Nishino and Yamaguchi cloned the mdtH ORF into the pTrc6His expression vector and found that mdtH increases 2 times the norfoxacin and enoxacin MIC of E. coli KAM3, a derivative of K-12 that lacks a restriction system and acrB (Nishino and Yamaguchi, 2001). A subsequent study reported that MdtH overexpression increases cell tolerance and production of 1,2,4-butanetriol, an important precursor in the synthesis of various drugs and chemicals such as 1,2,4-butanetriol trinitrate, in E. coli (Zhang et al., 2018). Until now, whether mdtH affects the antibiotic susceptibility in APEC has not been reported.
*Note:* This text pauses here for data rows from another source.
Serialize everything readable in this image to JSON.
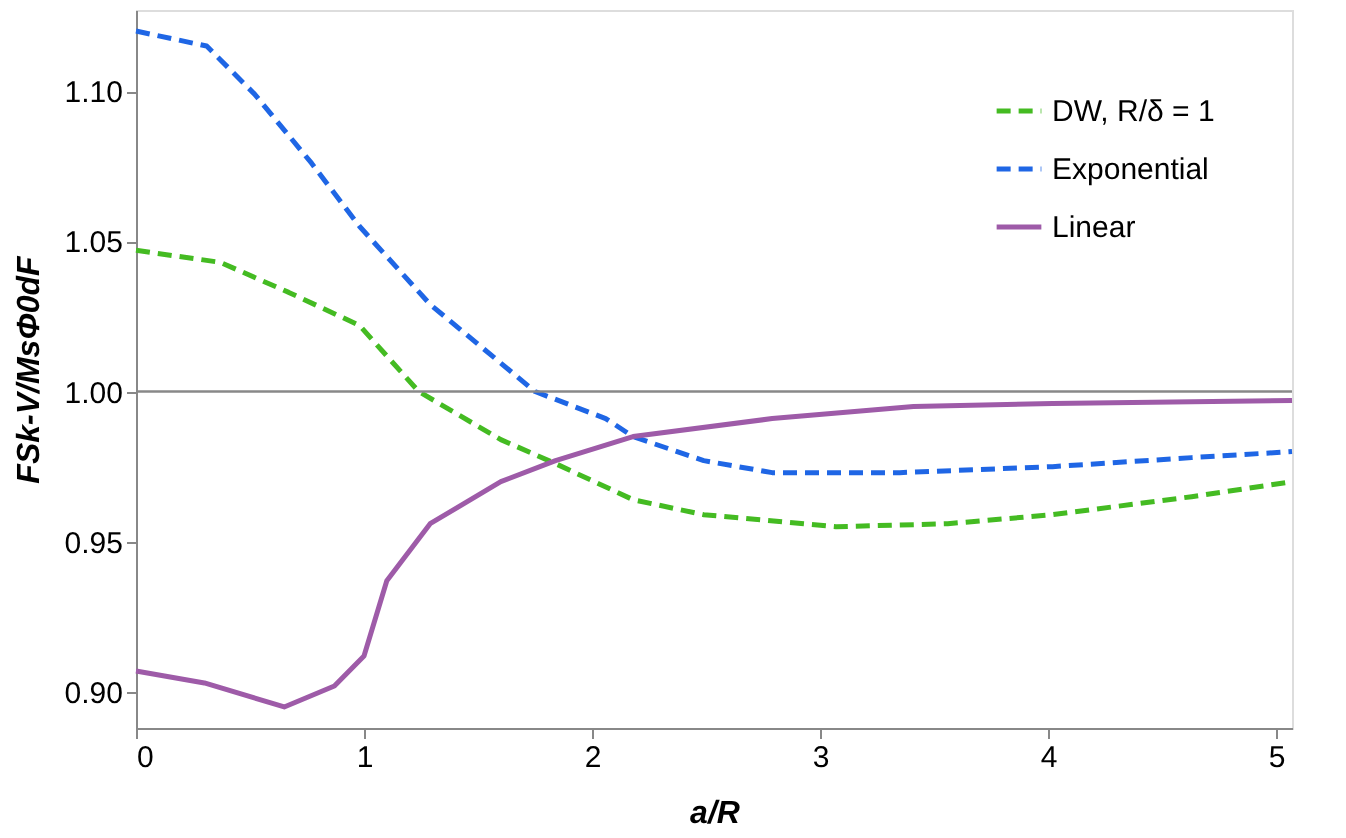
{
  "chart_data": {
    "type": "line",
    "xlabel": "a/R",
    "ylabel": "FSk-V/MsΦ0dF",
    "xlim": [
      0,
      5.07
    ],
    "ylim": [
      0.888,
      1.127
    ],
    "xticks": [
      0,
      1,
      2,
      3,
      4,
      5
    ],
    "yticks": [
      {
        "value": 0.9,
        "label": "0.90"
      },
      {
        "value": 0.95,
        "label": "0.95"
      },
      {
        "value": 1.0,
        "label": "1.00"
      },
      {
        "value": 1.05,
        "label": "1.05"
      },
      {
        "value": 1.1,
        "label": "1.10"
      }
    ],
    "grid": false,
    "legend": "top right",
    "marker": "none",
    "ref_lines": [
      {
        "axis": "y",
        "value": 1.0,
        "color": "#888888"
      }
    ],
    "series": [
      {
        "name": "DW, R/δ = 1",
        "color": "#44bb22",
        "line_style": "dashed",
        "x": [
          0,
          0.37,
          0.67,
          0.98,
          1.24,
          1.6,
          1.84,
          2.18,
          2.49,
          3.07,
          3.56,
          4.02,
          4.63,
          5.07
        ],
        "values": [
          1.047,
          1.043,
          1.033,
          1.022,
          1.0,
          0.984,
          0.976,
          0.964,
          0.959,
          0.955,
          0.956,
          0.959,
          0.965,
          0.97
        ]
      },
      {
        "name": "Exponential",
        "color": "#1f66e5",
        "line_style": "dashed",
        "x": [
          0,
          0.31,
          0.52,
          0.77,
          0.98,
          1.29,
          1.75,
          2.06,
          2.18,
          2.49,
          2.79,
          3.35,
          4.02,
          4.63,
          5.07
        ],
        "values": [
          1.12,
          1.115,
          1.099,
          1.076,
          1.055,
          1.029,
          1.0,
          0.991,
          0.985,
          0.977,
          0.973,
          0.973,
          0.975,
          0.978,
          0.98
        ]
      },
      {
        "name": "Linear",
        "color": "#9e5ba8",
        "line_style": "solid",
        "x": [
          0,
          0.3,
          0.65,
          0.87,
          1.0,
          1.1,
          1.29,
          1.6,
          1.84,
          2.18,
          2.79,
          3.41,
          4.02,
          5.07
        ],
        "values": [
          0.907,
          0.903,
          0.895,
          0.902,
          0.912,
          0.937,
          0.956,
          0.97,
          0.977,
          0.985,
          0.991,
          0.995,
          0.996,
          0.997
        ]
      }
    ]
  }
}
In this study, we found that MdtH overexpression decreased the susceptibility of APECX40 to norfloxacin, ofloxacin, ciprofloxacin, and tetracycline, and deletion of the lsrR gene also decreased the susceptibility of APECX40 to norfloxacin, ofloxacin, ciprofloxacin, and tetracycline. Moreover, our results demonstrated that deletion of lsrR upregulates mdtH transcription. LsrR binds to the mdtH promoter, a finding that indicates LsrR inhibits the expression of the MdtH multidrug efflux pump by binding to the promoter region of mdtH. Therefore, this study is the first to demonstrate that the transcriptional regulator LsrR decreases the E. coli strain APECX40 susceptibility to norfloxacin, ofloxacin, ciprofloxacin, and tetracycline by inhibiting transcription of mdtH, which encodes the MdtH multidrug efflux pump.

Conclusions

This study is the first to demonstrate that LsrR inhibits transcription of the MdtH multidrug efflux pump by binding directly to its promoter region, and then decreases susceptibility to norfloxacin, ofloxacin, ciprofloxacin, and tetracycline in E. coli strain APECX40. Hence, this study provides a molecular basis for investigation on the effect of LsrR on bacterial resistance, and this study might provide a potential drug target for the prevention and treatment of APEC infections by inhibiting cell–cell communication.